The collection reflects both Wilton’s long career in China, and his obvious appreciation for those objects more readily understood by Chinese taste. Wilton became a Sinologist, an expert in China, its language and people, of some repute. He witnessed the momentous changes of China’s transition from a long Imperial rule to the Provisional Government established by Sun Yat-sen in 1912.
James Hammond, Ewbank’s Asian art specialist, said: “He collected a variety of different genre from across a number of financial tiers. Doubtless those bidding online, for whom provenance is an important prerequisite, will cover the sale carefully. These are works of art collected during the last years of Imperial China, with estimates that will suit many different pockets.”
Wilton travelled widely throughout China, including as part of Younghusband’s expedition to Tibet in 1904 and toYunnan, a land-locked province in the south-west renowned for its spectacular and varied landscapes, which was not a regular destination for western travellers at the time.
He visited the region towards the end of the Great War, and subsequently presented this story in a paper to The Royal Geographical Society on 22nd January, 1917. As a traveller in Yunnan, Wilton is within a very select group of explorers and scientists that includes both the famous dinosaur hunter, Roy Chapman Andrews (1884-1960), and the botanist, Augustine Henry (1857-1930).
He ended a distinguished diplomatic career with a Knighthood from The Order of St. Michael and St. George.
Hammond, added: “It would be fascinating to know where in China Wilton collected each of his hardstones, textiles, ceramics and paintings. Some may well have been purchased during his travels in Yunnan, but in a mountainous region where even Yunnan’s famous black snub-nosed monkeys are forced to huddle together in order to keep warm, Wilton’s priorities were perhaps not entirely focussed on his art collection!”

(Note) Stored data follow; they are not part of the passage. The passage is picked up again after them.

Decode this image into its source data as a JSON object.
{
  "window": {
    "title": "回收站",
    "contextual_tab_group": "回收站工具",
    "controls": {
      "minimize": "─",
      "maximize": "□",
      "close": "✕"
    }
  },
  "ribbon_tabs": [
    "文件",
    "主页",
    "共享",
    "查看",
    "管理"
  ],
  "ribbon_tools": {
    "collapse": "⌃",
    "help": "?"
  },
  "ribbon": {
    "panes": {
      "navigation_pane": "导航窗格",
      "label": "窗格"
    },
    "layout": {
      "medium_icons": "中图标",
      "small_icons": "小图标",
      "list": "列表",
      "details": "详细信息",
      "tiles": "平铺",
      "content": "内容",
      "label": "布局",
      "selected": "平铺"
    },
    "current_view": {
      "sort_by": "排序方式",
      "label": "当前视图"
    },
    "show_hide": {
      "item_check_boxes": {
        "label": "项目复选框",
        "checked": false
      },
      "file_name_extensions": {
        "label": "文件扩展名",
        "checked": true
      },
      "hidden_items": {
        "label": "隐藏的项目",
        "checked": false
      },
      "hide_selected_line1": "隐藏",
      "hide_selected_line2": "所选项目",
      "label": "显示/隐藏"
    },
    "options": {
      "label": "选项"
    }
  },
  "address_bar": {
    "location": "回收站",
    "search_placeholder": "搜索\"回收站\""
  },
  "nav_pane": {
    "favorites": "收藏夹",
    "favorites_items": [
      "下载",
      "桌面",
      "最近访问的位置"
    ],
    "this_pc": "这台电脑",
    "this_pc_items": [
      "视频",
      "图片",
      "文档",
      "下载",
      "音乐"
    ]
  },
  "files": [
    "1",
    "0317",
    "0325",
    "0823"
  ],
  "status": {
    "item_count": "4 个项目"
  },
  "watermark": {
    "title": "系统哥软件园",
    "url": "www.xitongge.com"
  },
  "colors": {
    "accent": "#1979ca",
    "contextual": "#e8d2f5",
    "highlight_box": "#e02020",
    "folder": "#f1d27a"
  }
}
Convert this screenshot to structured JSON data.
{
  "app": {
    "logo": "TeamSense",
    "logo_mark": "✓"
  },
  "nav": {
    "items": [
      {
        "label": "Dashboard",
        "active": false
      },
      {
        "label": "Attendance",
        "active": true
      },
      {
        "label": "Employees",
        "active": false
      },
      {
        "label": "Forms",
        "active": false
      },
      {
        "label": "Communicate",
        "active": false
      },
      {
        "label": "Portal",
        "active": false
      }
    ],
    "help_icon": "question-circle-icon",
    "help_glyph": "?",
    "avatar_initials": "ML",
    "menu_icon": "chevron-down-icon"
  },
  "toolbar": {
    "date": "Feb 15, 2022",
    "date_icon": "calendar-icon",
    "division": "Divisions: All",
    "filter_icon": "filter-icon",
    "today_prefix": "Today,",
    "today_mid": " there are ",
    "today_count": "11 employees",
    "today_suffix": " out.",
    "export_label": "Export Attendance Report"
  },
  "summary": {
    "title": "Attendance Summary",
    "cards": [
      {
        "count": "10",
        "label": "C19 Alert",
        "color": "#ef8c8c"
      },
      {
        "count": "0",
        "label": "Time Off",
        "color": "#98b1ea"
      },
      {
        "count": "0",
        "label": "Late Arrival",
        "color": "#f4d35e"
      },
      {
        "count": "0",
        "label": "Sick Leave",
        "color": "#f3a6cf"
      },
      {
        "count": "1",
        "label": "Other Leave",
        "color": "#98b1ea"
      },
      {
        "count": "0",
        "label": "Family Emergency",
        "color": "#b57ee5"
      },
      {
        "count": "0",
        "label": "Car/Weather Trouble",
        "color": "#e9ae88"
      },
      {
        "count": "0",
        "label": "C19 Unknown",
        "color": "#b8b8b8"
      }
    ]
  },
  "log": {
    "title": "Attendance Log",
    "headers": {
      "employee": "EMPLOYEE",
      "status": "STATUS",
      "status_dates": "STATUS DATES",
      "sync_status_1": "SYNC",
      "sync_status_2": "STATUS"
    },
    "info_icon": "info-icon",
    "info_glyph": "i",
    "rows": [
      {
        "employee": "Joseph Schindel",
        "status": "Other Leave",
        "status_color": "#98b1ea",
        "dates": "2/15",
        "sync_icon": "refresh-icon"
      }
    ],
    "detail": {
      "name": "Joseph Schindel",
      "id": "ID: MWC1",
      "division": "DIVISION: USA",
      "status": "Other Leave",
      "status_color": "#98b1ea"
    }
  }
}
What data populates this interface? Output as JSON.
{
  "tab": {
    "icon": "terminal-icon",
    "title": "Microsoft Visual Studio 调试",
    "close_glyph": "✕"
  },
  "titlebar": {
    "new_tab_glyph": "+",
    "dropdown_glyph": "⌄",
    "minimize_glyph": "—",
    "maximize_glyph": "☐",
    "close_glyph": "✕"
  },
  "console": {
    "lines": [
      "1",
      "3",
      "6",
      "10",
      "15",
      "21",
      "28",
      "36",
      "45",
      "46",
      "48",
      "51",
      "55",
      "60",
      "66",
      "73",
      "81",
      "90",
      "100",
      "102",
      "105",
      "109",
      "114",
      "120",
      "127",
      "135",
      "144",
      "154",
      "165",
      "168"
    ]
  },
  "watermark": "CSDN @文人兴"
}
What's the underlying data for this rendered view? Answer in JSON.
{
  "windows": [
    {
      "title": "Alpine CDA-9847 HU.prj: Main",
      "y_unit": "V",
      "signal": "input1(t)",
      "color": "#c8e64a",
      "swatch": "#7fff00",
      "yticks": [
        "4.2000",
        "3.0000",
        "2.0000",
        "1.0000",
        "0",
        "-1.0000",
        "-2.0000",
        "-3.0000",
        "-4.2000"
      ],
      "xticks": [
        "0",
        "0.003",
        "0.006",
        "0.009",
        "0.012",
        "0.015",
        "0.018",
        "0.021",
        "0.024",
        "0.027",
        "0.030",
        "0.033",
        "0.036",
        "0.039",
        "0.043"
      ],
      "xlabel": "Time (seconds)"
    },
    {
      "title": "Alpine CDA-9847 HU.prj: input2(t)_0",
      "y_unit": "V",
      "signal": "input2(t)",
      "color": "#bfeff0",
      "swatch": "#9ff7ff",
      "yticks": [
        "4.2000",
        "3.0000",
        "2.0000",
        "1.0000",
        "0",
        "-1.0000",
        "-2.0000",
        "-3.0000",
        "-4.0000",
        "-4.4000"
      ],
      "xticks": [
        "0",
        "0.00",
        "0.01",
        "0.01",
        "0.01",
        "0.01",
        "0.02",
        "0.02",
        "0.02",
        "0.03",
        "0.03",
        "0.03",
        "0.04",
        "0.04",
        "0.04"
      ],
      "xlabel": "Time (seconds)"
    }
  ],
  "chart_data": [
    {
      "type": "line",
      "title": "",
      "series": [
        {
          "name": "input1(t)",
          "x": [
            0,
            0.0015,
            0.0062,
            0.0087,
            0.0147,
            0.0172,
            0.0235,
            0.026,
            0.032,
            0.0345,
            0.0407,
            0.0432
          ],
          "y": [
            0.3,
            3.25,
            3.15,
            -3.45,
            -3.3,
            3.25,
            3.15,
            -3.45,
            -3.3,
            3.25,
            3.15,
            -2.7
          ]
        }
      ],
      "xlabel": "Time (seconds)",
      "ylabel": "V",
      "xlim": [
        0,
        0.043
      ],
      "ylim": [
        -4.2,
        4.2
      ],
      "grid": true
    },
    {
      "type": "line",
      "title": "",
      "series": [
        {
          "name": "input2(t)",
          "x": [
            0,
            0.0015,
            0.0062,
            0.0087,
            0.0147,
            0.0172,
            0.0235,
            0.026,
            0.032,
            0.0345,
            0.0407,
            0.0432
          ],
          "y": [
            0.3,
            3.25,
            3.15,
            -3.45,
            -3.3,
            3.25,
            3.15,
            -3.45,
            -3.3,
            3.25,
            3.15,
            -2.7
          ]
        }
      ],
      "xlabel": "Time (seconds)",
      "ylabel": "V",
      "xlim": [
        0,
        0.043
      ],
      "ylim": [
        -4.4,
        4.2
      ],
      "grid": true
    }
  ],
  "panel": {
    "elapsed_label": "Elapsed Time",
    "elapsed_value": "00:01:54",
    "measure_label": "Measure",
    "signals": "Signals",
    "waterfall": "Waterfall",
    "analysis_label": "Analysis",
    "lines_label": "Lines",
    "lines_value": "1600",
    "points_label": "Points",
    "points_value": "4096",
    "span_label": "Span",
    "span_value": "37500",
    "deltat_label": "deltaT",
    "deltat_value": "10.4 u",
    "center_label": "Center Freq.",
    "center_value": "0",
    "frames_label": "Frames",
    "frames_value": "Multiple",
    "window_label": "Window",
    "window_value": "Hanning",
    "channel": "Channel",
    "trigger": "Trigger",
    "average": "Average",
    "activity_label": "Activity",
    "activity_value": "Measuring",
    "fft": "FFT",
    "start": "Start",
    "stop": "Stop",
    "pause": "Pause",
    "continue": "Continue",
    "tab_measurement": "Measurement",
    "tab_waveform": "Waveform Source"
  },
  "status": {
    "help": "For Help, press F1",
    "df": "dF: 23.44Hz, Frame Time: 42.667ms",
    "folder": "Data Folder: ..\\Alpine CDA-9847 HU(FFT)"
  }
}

Highlights from this intriguing collection, being sold by the direct family of Wilton, include a wood-mounted famille-rose table screen, from the Qing Dynasty period, which stands 30cm tall and 20cm wide. It is decorated with painted figures in a mountainous river landscape, and carries a pre-sale guide price of between £500 and £800.
A pair of Chinese gilded-metal alloy incense burners has been valued between £400 and £600. Each of the burners is modelled as a Buddhistic lion with detachable head and each stands 18 cm high.
An elegant Chinese textile jacket with imperial yellow lining and white ground cuffs has a guide price of between £300 and £500; and a metal alloy object, of hexagonal form, which is possibly an incense-stick container for the scholar’s table, has an estimate of between £200 and £300.
A group of delightful collectibles is on sale with a guide price of between £150 and £250. It includes two small satsuma vases from the Meiji period, each nine cm high; an iridescent shell inlaid box; a rectangular red lacquer tray; and a circular red lacquer box, decorated with scholars in a mountainous landscape.
Alongside the Wilton collection are a number of stand-out lots in the Asian Art sale, including an impressive pair of Qing Dynasty period Chinese cloisonné enamel cranes, which is sure to elicit huge interest from buyers.
The pair of standing red-capped cranes has an estimate of between £10,000 and £15,000. Each has gilded beaks, legs and feet, and folded feathers in a variety of colours. Both birds are of a turquoise-ground circular cloisonné base, andstand 45 cm high. They have been consigned for sale from a private UK collection which was inherited from the vendor’s grandfather.